Diabetes type 2 symptoms: Charcot foot is a warning sign of high blood sugar

Type 2 diabetes is a chronic condition whereby one’s risk of high blood sugar levels is higher than normal. Blood sugar – the main type of sugar you get from food – nourishes the body but high levels can damage the body. If you have type 2 diabetes, the main regulating force – insulin – is impaired, which leads to high blood sugar levels.

Following a formal diagnosis, you’ll be recommended to make healthy lifestyle changes to stabilise your blood sugar levels.

There are two key components to blood sugar control – diet and exercise.
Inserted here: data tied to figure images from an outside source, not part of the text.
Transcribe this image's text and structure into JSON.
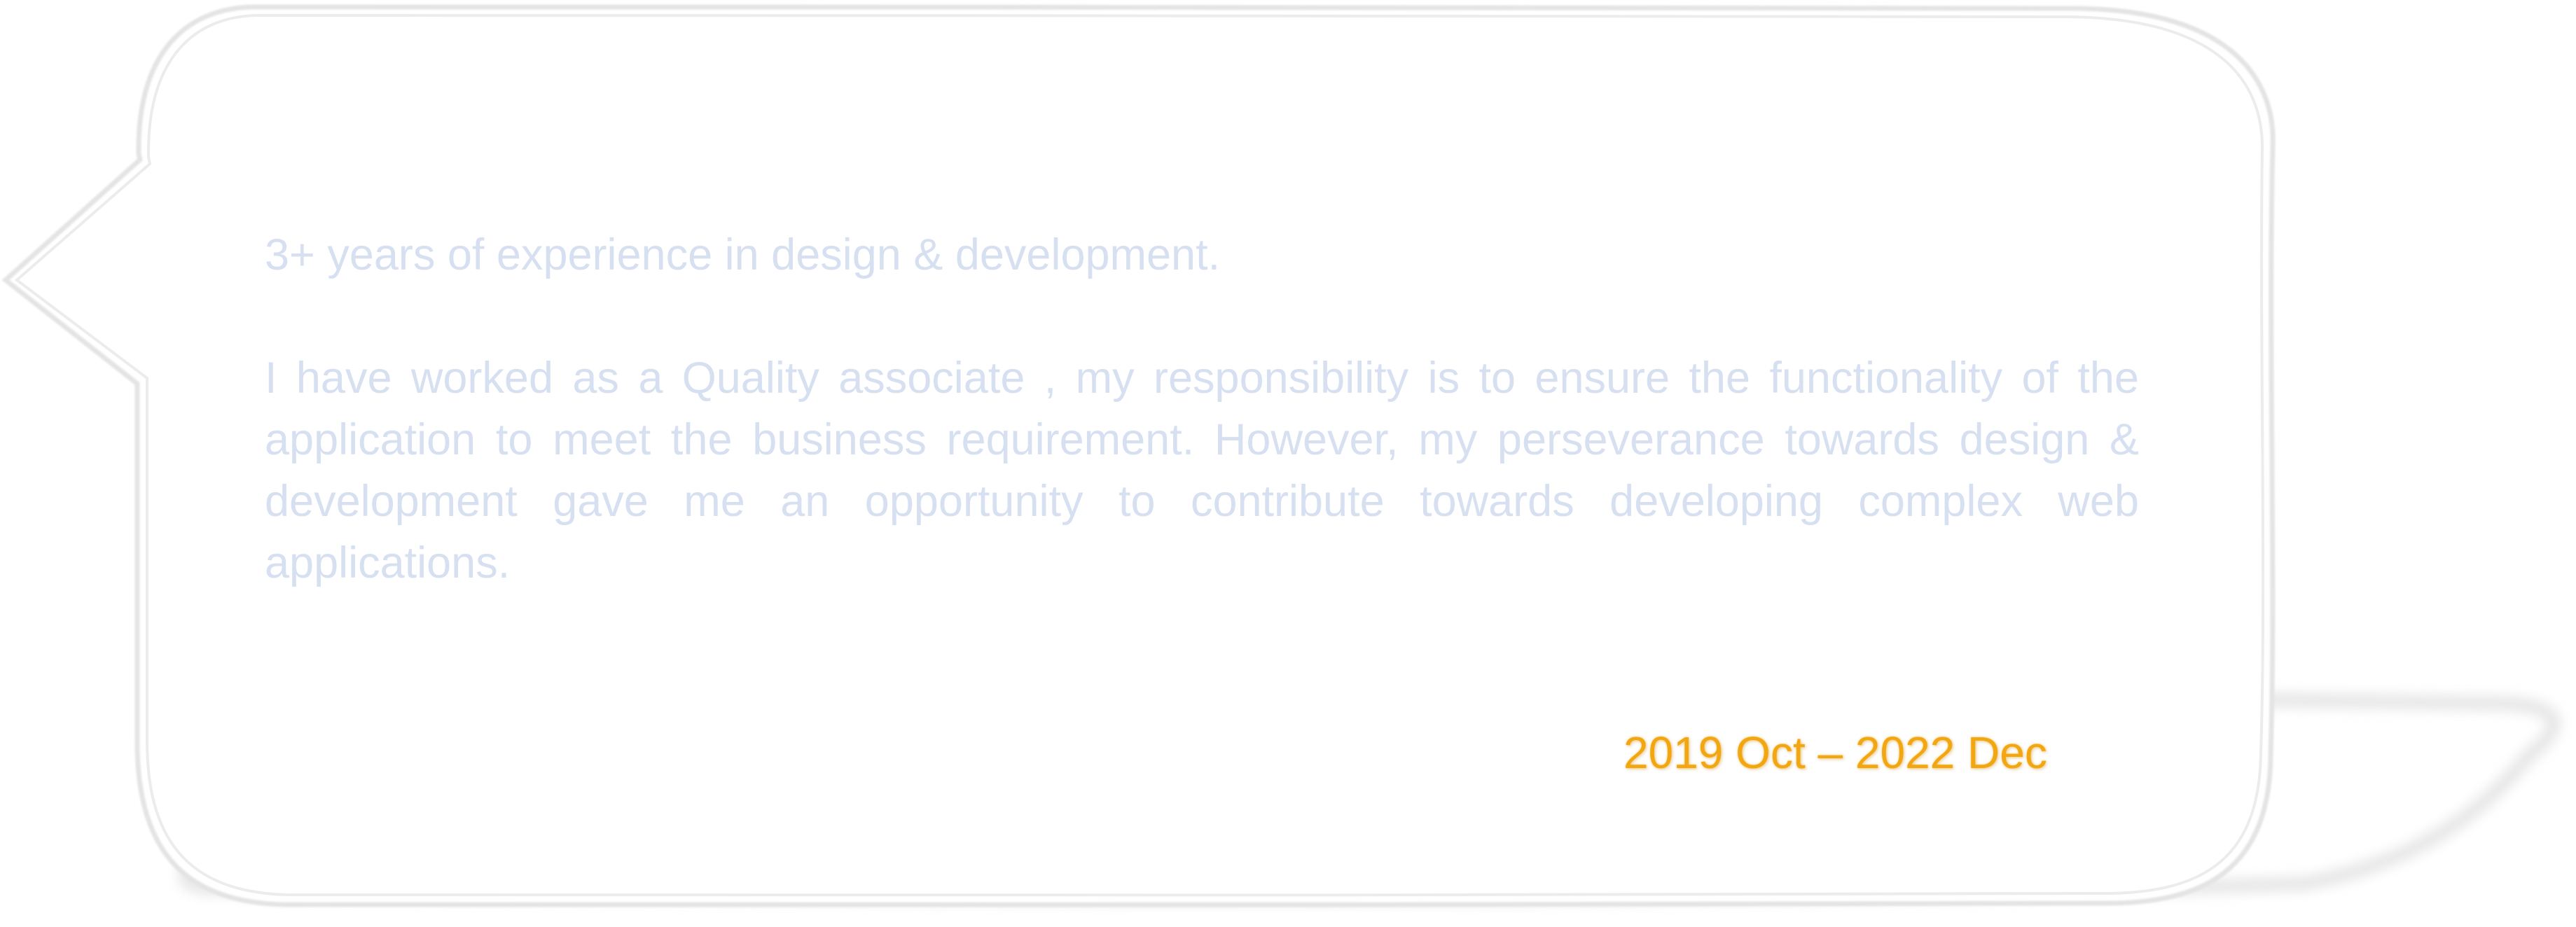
{
  "summary": {
    "headline": "3+ years of experience in design & development.",
    "paragraph": "I have worked as a Quality associate , my responsibility is to ensure the functionality of the application to meet the business requirement. However, my perseverance towards design & development gave me an opportunity to contribute towards developing complex web applications."
  },
  "timeline": {
    "period": "2019 Oct – 2022 Dec"
  },
  "colors": {
    "body_text": "#d6e0f1",
    "period_text": "#f2a712",
    "bubble_outline": "#e6e6e6"
  }
}
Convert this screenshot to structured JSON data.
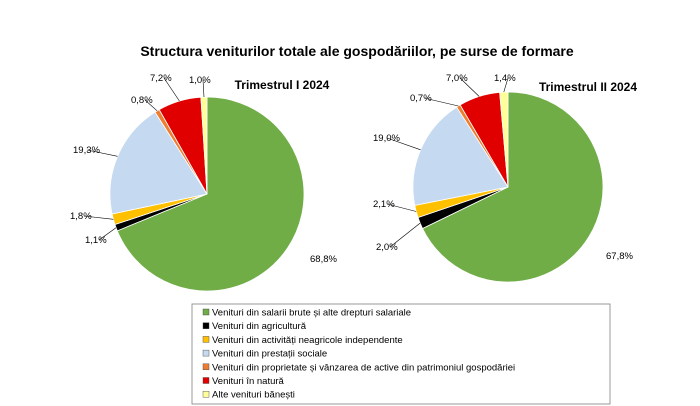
{
  "chart_title": "Structura veniturilor totale ale gospodăriilor, pe surse de formare",
  "legend": [
    {
      "name": "Venituri din salarii brute și alte drepturi salariale",
      "color": "#70ad47"
    },
    {
      "name": "Venituri din agricultură",
      "color": "#000000"
    },
    {
      "name": "Venituri din activități neagricole independente",
      "color": "#ffc000"
    },
    {
      "name": "Venituri din prestații sociale",
      "color": "#c5d9f1"
    },
    {
      "name": "Venituri din proprietate și vânzarea de active din patrimoniul gospodăriei",
      "color": "#ed7d31"
    },
    {
      "name": "Venituri în natură",
      "color": "#e00000"
    },
    {
      "name": "Alte venituri bănești",
      "color": "#ffff99"
    }
  ],
  "chart_data": [
    {
      "type": "pie",
      "title": "Trimestrul  I 2024",
      "values": [
        68.8,
        1.1,
        1.8,
        19.3,
        0.8,
        7.2,
        1.0
      ],
      "labels": [
        "68,8%",
        "1,1%",
        "1,8%",
        "19,3%",
        "0,8%",
        "7,2%",
        "1,0%"
      ]
    },
    {
      "type": "pie",
      "title": "Trimestrul  II 2024",
      "values": [
        67.8,
        2.0,
        2.1,
        19.0,
        0.7,
        7.0,
        1.4
      ],
      "labels": [
        "67,8%",
        "2,0%",
        "2,1%",
        "19,0%",
        "0,7%",
        "7,0%",
        "1,4%"
      ]
    }
  ]
}
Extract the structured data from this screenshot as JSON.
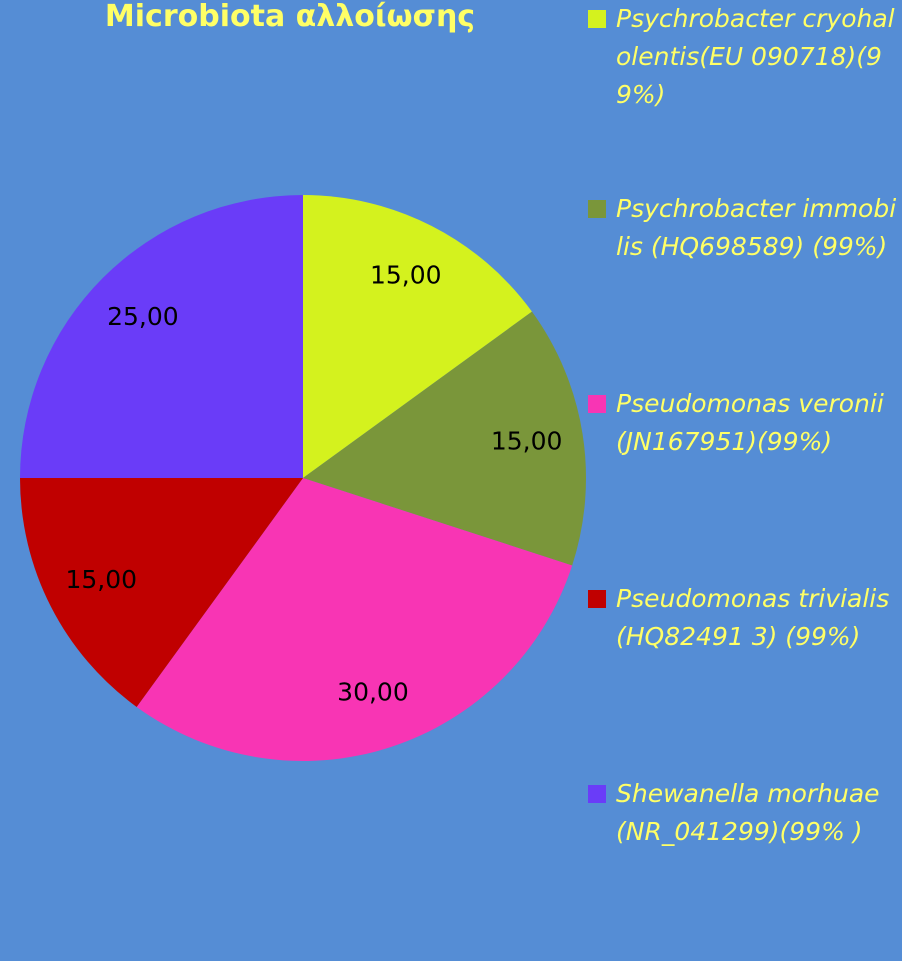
{
  "chart_data": {
    "type": "pie",
    "title": "Microbiota αλλοίωσης",
    "series": [
      {
        "name": "Psychrobacter cryohalolentis(EU 090718)(99%)",
        "color": "#d4f21e",
        "values": [
          15
        ],
        "value_labels": [
          "15,00"
        ]
      },
      {
        "name": "Psychrobacter immobilis (HQ698589) (99%)",
        "color": "#7a963a",
        "values": [
          15
        ],
        "value_labels": [
          "15,00"
        ]
      },
      {
        "name": "Pseudomonas veronii (JN167951)(99%)",
        "color": "#f835b4",
        "values": [
          30
        ],
        "value_labels": [
          "30,00"
        ]
      },
      {
        "name": "Pseudomonas trivialis(HQ82491 3) (99%)",
        "color": "#c00000",
        "values": [
          15
        ],
        "value_labels": [
          "15,00"
        ]
      },
      {
        "name": "Shewanella morhuae (NR_041299)(99% )",
        "color": "#6a3cf8",
        "values": [
          25
        ],
        "value_labels": [
          "25,00"
        ]
      }
    ]
  }
}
There’s nothing you cannot eat if you have type 2 diabetes, but you’ll have to limit certain foods.

Certain carbohydrate foods are broken down quickly by your body and therefore have a pronounced effect on blood sugar levels.

They include:

  • Some fruit and vegetables
  • Pulses
  • Wholegrain foods, such as porridge oats.

In addition to improving your diet, you should aim for 2.5 hours of activity a week, advises the NHS.

Physical exercise helps lower your blood sugar level.

You can be active anywhere as long as what you’re doing gets you out of breath.

This could be:

  • Fast walking
  • Climbing stairs
  • Doing more strenuous housework or gardening.